5. La société doit assurer le bon usage des ressources, des moyens et des opportunités. Le
Gouvernement doit prendre des mesures de réglementation et de motivation favorisant cette finalité.
Un schéma de croissance à trois phases de développement
1. Urgence : Répondre aux besoins à court terme en 2012 en termes de soutien aux régions et à
l’emploi, d’appui aux entreprises et d’aide sociale et rétablir les équilibres économiques et financiers
pour préparer la phase suivante. C’est une phase cruciale pour toute la stratégie.
2. Transition : Reprendre le rythme habituel de croissance durant les années 2013 et 2014, à travers
l’emploi d’un effort de rattrapage exceptionnel et l’engagement de réformes globales touchant les
différents domaines politiques, économiques et sociaux.
3. Emergence : Amorcer un processus de convergence avec les pays développés à partir de 2015, en
ciblant des niveaux de croissance supérieurs à 7%.
Source : Stratégie de développement économique et social 2012-2016, Note d’orientation : Axes
d’engagement, principes d’action, phases de réalisation et schéma de croissance (Septembre 2011)

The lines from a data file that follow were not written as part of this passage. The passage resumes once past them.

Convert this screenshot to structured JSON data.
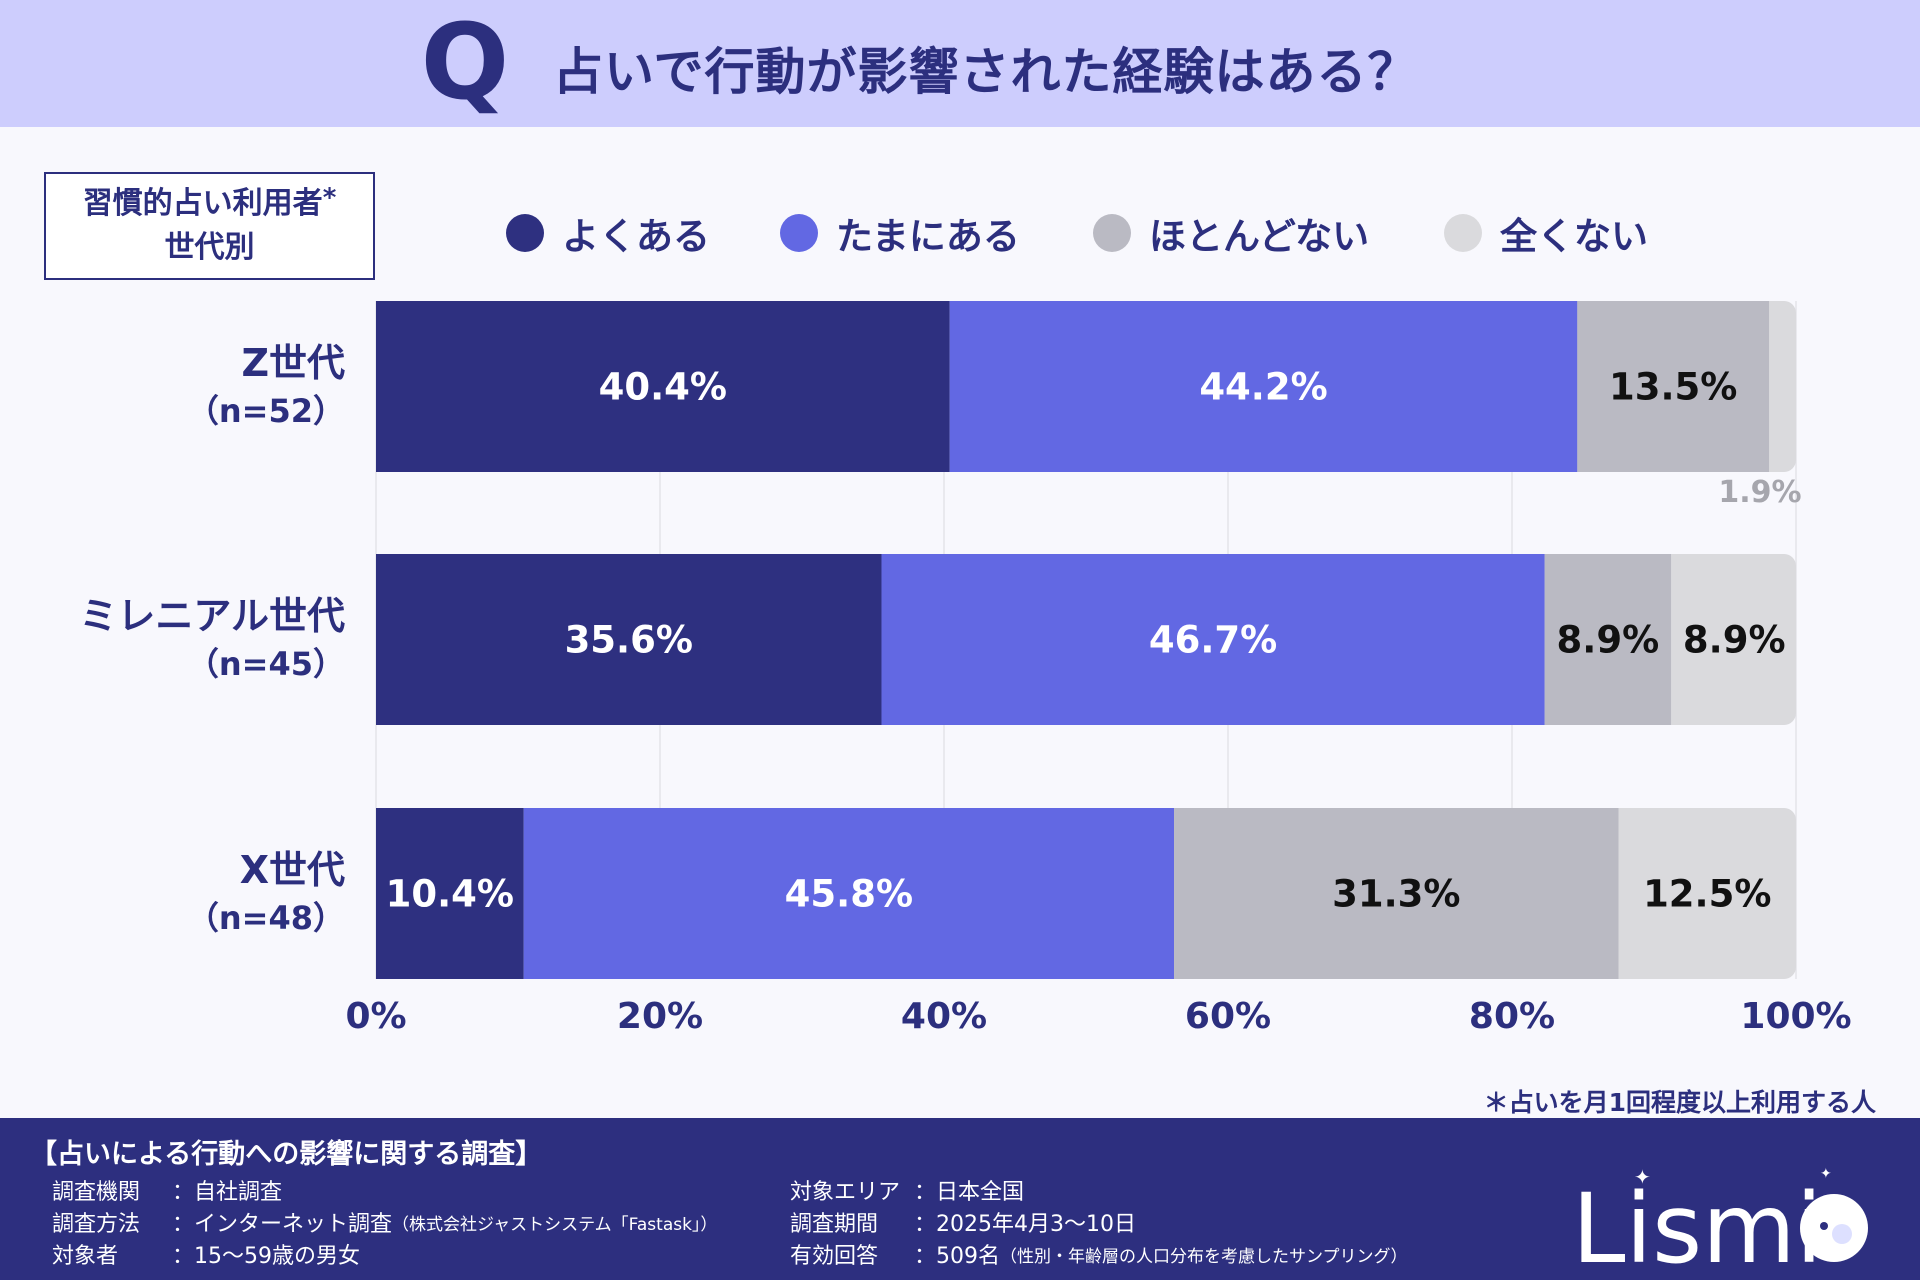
{
  "header": {
    "title": "占いで行動が影響された経験はある？",
    "q_letter": "Q"
  },
  "group_box": {
    "line1": "習慣的占い利用者",
    "asterisk": "*",
    "line2": "世代別"
  },
  "colors": {
    "header_bg": "#cdcdfd",
    "navy": "#2c2f7e",
    "often": "#2e3080",
    "sometimes": "#6268e3",
    "rarely": "#babac3",
    "never": "#dadadd"
  },
  "chart_data": {
    "type": "bar",
    "orientation": "horizontal",
    "stacked": true,
    "categories": [
      {
        "name": "Z世代",
        "n": "（n=52）"
      },
      {
        "name": "ミレニアル世代",
        "n": "（n=45）"
      },
      {
        "name": "X世代",
        "n": "（n=48）"
      }
    ],
    "series": [
      {
        "name": "よくある",
        "values": [
          40.4,
          35.6,
          10.4
        ],
        "labels": [
          "40.4%",
          "35.6%",
          "10.4%"
        ]
      },
      {
        "name": "たまにある",
        "values": [
          44.2,
          46.7,
          45.8
        ],
        "labels": [
          "44.2%",
          "46.7%",
          "45.8%"
        ]
      },
      {
        "name": "ほとんどない",
        "values": [
          13.5,
          8.9,
          31.3
        ],
        "labels": [
          "13.5%",
          "8.9%",
          "31.3%"
        ]
      },
      {
        "name": "全くない",
        "values": [
          1.9,
          8.9,
          12.5
        ],
        "labels": [
          "1.9%",
          "8.9%",
          "12.5%"
        ]
      }
    ],
    "xlim": [
      0,
      100
    ],
    "x_ticks": [
      "0%",
      "20%",
      "40%",
      "60%",
      "80%",
      "100%"
    ],
    "grid": true,
    "legend_position": "top"
  },
  "note": "＊占いを月1回程度以上利用する人",
  "footer": {
    "survey_title": "【占いによる行動への影響に関する調査】",
    "left": [
      {
        "label": "調査機関",
        "value": "：自社調査",
        "sub": ""
      },
      {
        "label": "調査方法",
        "value": "：インターネット調査",
        "sub": "（株式会社ジャストシステム「Fastask」）"
      },
      {
        "label": "対象者",
        "value": "：15～59歳の男女",
        "sub": ""
      }
    ],
    "right": [
      {
        "label": "対象エリア",
        "value": "：日本全国",
        "sub": ""
      },
      {
        "label": "調査期間",
        "value": "：2025年4月3～10日",
        "sub": ""
      },
      {
        "label": "有効回答",
        "value": "：509名",
        "sub": "（性別・年齢層の人口分布を考慮したサンプリング）"
      }
    ],
    "logo_text": "Lismi"
  }
}
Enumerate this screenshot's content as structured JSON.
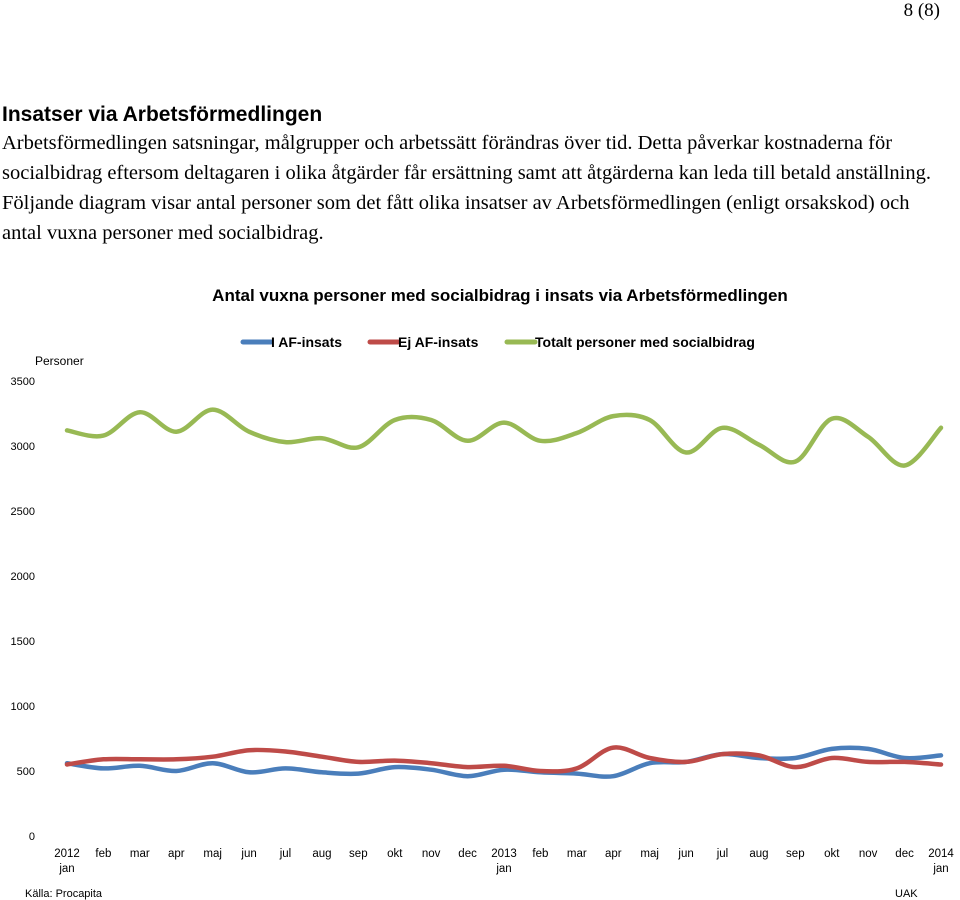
{
  "page_number": "8 (8)",
  "section": {
    "heading": "Insatser via Arbetsförmedlingen",
    "paragraph": "Arbetsförmedlingen satsningar, målgrupper och arbetssätt förändras över tid. Detta påverkar kostnaderna för socialbidrag eftersom deltagaren i olika åtgärder får ersättning samt att åtgärderna kan leda till betald anställning. Följande diagram visar antal personer som det fått olika insatser av Arbetsförmedlingen (enligt orsakskod) och antal vuxna personer med socialbidrag."
  },
  "chart_data": {
    "type": "line",
    "title": "Antal vuxna personer med socialbidrag i insats via Arbetsförmedlingen",
    "ylabel": "Personer",
    "xlabel": "",
    "ylim": [
      0,
      3500
    ],
    "yticks": [
      "0",
      "500",
      "1000",
      "1500",
      "2000",
      "2500",
      "3000",
      "3500"
    ],
    "grid": false,
    "legend_position": "top",
    "categories": [
      "2012 jan",
      "feb",
      "mar",
      "apr",
      "maj",
      "jun",
      "jul",
      "aug",
      "sep",
      "okt",
      "nov",
      "dec",
      "2013 jan",
      "feb",
      "mar",
      "apr",
      "maj",
      "jun",
      "jul",
      "aug",
      "sep",
      "okt",
      "nov",
      "dec",
      "2014 jan"
    ],
    "x_tick_labels": [
      [
        "2012",
        "jan"
      ],
      [
        "feb"
      ],
      [
        "mar"
      ],
      [
        "apr"
      ],
      [
        "maj"
      ],
      [
        "jun"
      ],
      [
        "jul"
      ],
      [
        "aug"
      ],
      [
        "sep"
      ],
      [
        "okt"
      ],
      [
        "nov"
      ],
      [
        "dec"
      ],
      [
        "2013",
        "jan"
      ],
      [
        "feb"
      ],
      [
        "mar"
      ],
      [
        "apr"
      ],
      [
        "maj"
      ],
      [
        "jun"
      ],
      [
        "jul"
      ],
      [
        "aug"
      ],
      [
        "sep"
      ],
      [
        "okt"
      ],
      [
        "nov"
      ],
      [
        "dec"
      ],
      [
        "2014",
        "jan"
      ]
    ],
    "series": [
      {
        "name": "I AF-insats",
        "color": "#4a7ebb",
        "values": [
          560,
          520,
          540,
          500,
          560,
          490,
          520,
          490,
          480,
          530,
          510,
          460,
          510,
          490,
          480,
          460,
          560,
          570,
          630,
          600,
          600,
          670,
          670,
          600,
          620
        ]
      },
      {
        "name": "Ej AF-insats",
        "color": "#be4b48",
        "values": [
          550,
          590,
          590,
          590,
          610,
          660,
          650,
          610,
          570,
          580,
          560,
          530,
          540,
          500,
          520,
          680,
          600,
          570,
          630,
          620,
          530,
          600,
          570,
          570,
          550
        ]
      },
      {
        "name": "Totalt personer med socialbidrag",
        "color": "#98b954",
        "values": [
          3120,
          3080,
          3260,
          3110,
          3280,
          3110,
          3030,
          3060,
          2990,
          3200,
          3200,
          3040,
          3180,
          3040,
          3100,
          3230,
          3200,
          2950,
          3140,
          3010,
          2880,
          3210,
          3070,
          2850,
          3140
        ]
      }
    ]
  },
  "footer": {
    "source": "Källa: Procapita",
    "author": "UAK"
  }
}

La politique transitoire de Sebssi a pour objectif d’assurer la transition économique et sociale
et a proposé un modèle harmonieux quoique certains critiques considèrent que ce n’est que la
continuité de l’ancien modèle avec les mêmes acteurs (Abdallah Ben Saad, 2011).
Finalement, cette période a engendré un endettement fort et des aides sociales non
conditionnées qui ont compliqué la situation économique et ont enlisé une grande partie de la
main d’œuvre à la paresse et au gain facile.